Actor Jean Gabin came to represent the tragic face of Poetic Realism. He first found fame in three films by Julien Duvivier. In ‘La bandera’, Gabin plays a murderer who joins the Spanish Foreign Legion. In ‘La belle équipe’ he is in a cartel of unemployed workers who buy a winning lottery ticket and open a restaurant together with uneasy results. In ‘Pépé le Moko’, Gabin plays a gangster hiding in Algiers casbah lured to his doom by the love of a tourist from Paris. Duvivier carried this sense of foreboding into two later films about regret. ‘Un carnet de bal’ again stars Bell as a widow seeking out former lovers, and ‘La fin du jour’, which is set in a retired actors’ home. The acceptance of these films matched the mood of a country that saw the Popular Front win power in 1936, only to lose it again a year later.

Theatrical poster for ‘La Bandera’.
A scene from ‘La belle equipe’.
Theatrical poster for ‘Pépé le Moko’.
Poster for ‘Un Carnet de Bal’
‘La fin du jour’ poster.

Jean Renoir, a veteran of silent films, was a humanist with Communist leanings. He found success with ‘La chienne’ in which Michel Simon’s bank cashier kills his whore lover and lets her pimp take the rap. However, it was Renoir’s films made later in the decade that established his reputation in ‘Le crime de Monsieur Lange’, scripted by Leftist poet Jacques Prévert, a publishing collective is threatened by the return of its scoundrel owner, who is then murdered. ‘La grande illusion’ stars Gabin and Erich von Stroheim and critiques World War Through the relationship between three French prisoners of war and their German prison camp commander. ‘La bête humaine’ is based on an Emile Zola novel about a crime of passion and once more stars Gabin as the fated individual. All three films mark Renoir as a master, although it is ‘La règle du jeu’, describing a weekend’s fun among the bourgeois rich and their servants, that marks the summit of his achievement in the decade.

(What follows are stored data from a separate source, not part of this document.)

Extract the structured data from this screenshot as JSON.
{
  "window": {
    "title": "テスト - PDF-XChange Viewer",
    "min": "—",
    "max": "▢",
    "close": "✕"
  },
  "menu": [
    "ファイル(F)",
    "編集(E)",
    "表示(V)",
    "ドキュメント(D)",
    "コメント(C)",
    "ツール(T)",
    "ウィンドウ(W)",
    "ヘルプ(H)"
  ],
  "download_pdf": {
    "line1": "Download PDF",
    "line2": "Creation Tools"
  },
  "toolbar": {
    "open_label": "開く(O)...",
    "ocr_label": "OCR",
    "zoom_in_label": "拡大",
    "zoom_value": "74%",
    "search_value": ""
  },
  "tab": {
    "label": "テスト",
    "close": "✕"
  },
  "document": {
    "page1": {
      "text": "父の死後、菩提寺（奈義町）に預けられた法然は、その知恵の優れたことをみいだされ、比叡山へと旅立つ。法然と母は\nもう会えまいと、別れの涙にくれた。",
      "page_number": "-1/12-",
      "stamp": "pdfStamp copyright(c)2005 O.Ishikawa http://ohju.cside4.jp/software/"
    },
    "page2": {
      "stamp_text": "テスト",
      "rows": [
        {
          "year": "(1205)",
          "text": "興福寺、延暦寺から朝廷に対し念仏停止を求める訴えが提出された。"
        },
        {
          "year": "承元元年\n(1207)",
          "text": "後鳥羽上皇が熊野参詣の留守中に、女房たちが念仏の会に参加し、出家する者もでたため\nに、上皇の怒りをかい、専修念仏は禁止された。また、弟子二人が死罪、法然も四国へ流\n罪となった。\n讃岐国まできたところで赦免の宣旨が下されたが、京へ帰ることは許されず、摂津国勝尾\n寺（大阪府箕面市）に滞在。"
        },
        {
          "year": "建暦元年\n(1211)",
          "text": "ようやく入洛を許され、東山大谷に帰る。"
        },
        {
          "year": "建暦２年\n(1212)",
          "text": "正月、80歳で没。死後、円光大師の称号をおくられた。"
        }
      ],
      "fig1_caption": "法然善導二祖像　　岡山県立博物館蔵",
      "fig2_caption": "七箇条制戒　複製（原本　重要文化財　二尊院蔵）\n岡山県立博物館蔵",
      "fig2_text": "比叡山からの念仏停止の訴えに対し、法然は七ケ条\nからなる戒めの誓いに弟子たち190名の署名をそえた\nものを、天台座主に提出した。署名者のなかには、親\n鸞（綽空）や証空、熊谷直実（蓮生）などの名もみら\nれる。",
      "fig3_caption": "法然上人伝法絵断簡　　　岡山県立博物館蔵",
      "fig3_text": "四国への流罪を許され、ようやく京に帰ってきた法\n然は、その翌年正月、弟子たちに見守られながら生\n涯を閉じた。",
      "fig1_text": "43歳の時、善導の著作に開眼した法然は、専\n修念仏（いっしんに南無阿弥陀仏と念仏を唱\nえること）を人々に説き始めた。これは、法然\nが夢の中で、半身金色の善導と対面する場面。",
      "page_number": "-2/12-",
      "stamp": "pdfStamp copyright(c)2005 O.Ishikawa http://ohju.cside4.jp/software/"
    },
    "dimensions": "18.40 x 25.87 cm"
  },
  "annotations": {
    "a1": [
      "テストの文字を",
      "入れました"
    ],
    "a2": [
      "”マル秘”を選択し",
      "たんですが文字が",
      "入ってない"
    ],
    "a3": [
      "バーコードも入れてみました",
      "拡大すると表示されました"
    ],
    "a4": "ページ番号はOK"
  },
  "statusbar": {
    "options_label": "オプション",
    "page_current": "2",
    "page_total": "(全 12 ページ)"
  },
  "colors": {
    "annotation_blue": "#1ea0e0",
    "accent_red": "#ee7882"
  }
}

The finest exponent of Poetic Realism was Carné. He formed a firm bond with Prévert on ‘Drôle de drame ou L’étrange aventure du Docteur Molyneux’, an excellent actors piece starring Louis Jouvet as an interfering bishop, but their collaboration combined with ‘Le quai des brumes’. Gabin plays opposite Michèle Morgan, as an army deserter who falls for a seventeen-year-old orphan in a misty dockside location and then pays for his moment of happiness, in an atmosphere saturated with defeatism. The equally doom-laden romance in poverty drama ‘Hotel du Nord’ was made without Prévert and is less convincing. However, ‘Le jour se léve’ is perhaps the supreme example of Poetic Realism. Here Gabin plays a factory worker goaded into jealousy and murder by a vile seducer, reflecting on his fate in his shabby room while the police wait below. The murderer and seducer that was Nazi Germany would soon be at France’s door, but the legacy of the nation’s classic cinema would survive it and produce Carné’s transcendent ‘Les enfants du paradis’.